Pursuant to Section 10(1)(b) of the FHOGA, a grant is payable for an ‘eligible transaction’, which  Section 5(1)(a) defines as a contract made for the purchase of a “new home”.

Mr and Mrs Gonzalez submitted that because the seller did not occupy the unit and did not intend to occupy the unit and no other person had occupied the unit, the property was a new home.

However, the Tribunal found that the legislation requires that a “new home” is something that hasnot been previously occupied or sold as a place of residence, and that if either of those things are established then the property will not be a “new home”.  The Tribunal noted:

“The test of ‘sold as a place of residence’ is objective and does not depend on the acts or intentions of the parties, but the predominant character of the property. It is not physically moving in or the parties’ intent that characterises the property, but the purpose for which it is built.”

The Tribunal noted the purpose for which the unit was built from the Transfer document of the previous sale, which noted the “current land use” as “multi-unit” and not commercial.  The Tribunal therefore found that the property was “previously ‘sold’ as ‘a place of residence’ – a place to live in or reside”.

The consequence of this finding was that Mr and Mrs Gonzalez did not enter into an “eligible transaction” and were therefore not eligible for the First Home Owner Grant for a “new home”.

Mr and Mrs Gonzalez contended that this outcome was anomalous with the intention of the FHOGA, which was to encourage first home owners.  However, the Tribunal noted that in 2012 Parliament shifted its policy intent away from helping first home buyers as a whole by amending the definition of “eligible transaction” so as to restrict eligibility for the grant only to first home buyers who build or buy a “new home”.

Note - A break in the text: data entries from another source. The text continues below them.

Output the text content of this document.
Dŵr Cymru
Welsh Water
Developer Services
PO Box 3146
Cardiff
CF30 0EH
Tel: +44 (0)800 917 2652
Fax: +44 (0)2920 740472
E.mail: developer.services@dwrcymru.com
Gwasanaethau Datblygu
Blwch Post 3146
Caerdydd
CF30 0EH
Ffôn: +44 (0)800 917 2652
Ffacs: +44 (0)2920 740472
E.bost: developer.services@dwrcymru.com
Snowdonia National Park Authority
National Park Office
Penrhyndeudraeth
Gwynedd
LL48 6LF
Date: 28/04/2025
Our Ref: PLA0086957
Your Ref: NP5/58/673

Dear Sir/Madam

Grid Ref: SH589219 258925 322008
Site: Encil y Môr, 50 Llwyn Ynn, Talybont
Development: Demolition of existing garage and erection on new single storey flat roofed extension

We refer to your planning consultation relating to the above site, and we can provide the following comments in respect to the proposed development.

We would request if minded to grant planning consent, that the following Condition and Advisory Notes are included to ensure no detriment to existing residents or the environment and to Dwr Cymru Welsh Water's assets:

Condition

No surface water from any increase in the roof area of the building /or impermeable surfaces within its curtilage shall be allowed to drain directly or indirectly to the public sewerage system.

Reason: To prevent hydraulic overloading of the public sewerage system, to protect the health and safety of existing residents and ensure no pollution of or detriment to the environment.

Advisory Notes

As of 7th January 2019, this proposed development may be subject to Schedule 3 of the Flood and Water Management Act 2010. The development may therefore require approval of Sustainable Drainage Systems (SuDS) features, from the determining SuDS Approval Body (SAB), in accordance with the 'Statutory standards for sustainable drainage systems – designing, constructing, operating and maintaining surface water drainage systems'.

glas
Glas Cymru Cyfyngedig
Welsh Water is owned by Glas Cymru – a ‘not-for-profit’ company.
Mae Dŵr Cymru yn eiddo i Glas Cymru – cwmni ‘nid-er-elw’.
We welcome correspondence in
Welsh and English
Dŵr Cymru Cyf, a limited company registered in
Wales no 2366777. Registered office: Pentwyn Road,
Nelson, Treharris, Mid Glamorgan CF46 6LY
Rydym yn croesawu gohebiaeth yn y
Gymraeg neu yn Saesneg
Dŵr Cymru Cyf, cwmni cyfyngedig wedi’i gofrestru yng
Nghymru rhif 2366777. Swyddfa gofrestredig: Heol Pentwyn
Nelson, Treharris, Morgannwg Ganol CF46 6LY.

Mr and Mrs Gonzalez claimed that they would not have purchased the property if the Commissioner had not approved the grant and that the Commissioner had ample opportunity to reject the grant prior to the contract becoming unconditional.  However, the Tribunal held that this does not mean that the Commissioner is prevented or stopped from reassessing eligibility when the initial assessment is based on incorrect information.  The Tribunal stated that it was incumbent upon Mr and Mrs Gonzalez, as applicants for the grant, to have provided correct information to the Commissioner and conducted proper checks on the property that they were purchasing.

The Tribunal therefore confirmed the Commissioner’s decision to disallow an objection to the decision to repay the grant.

First home buyers, real estate agents, property developers and advisors alike should all be aware of this decision which interprets the parameters of what amounts to an “eligible transaction” for the purposes of the FHOGA, as an incorrect application for a grant could result in a home buyer being required to repay the grant.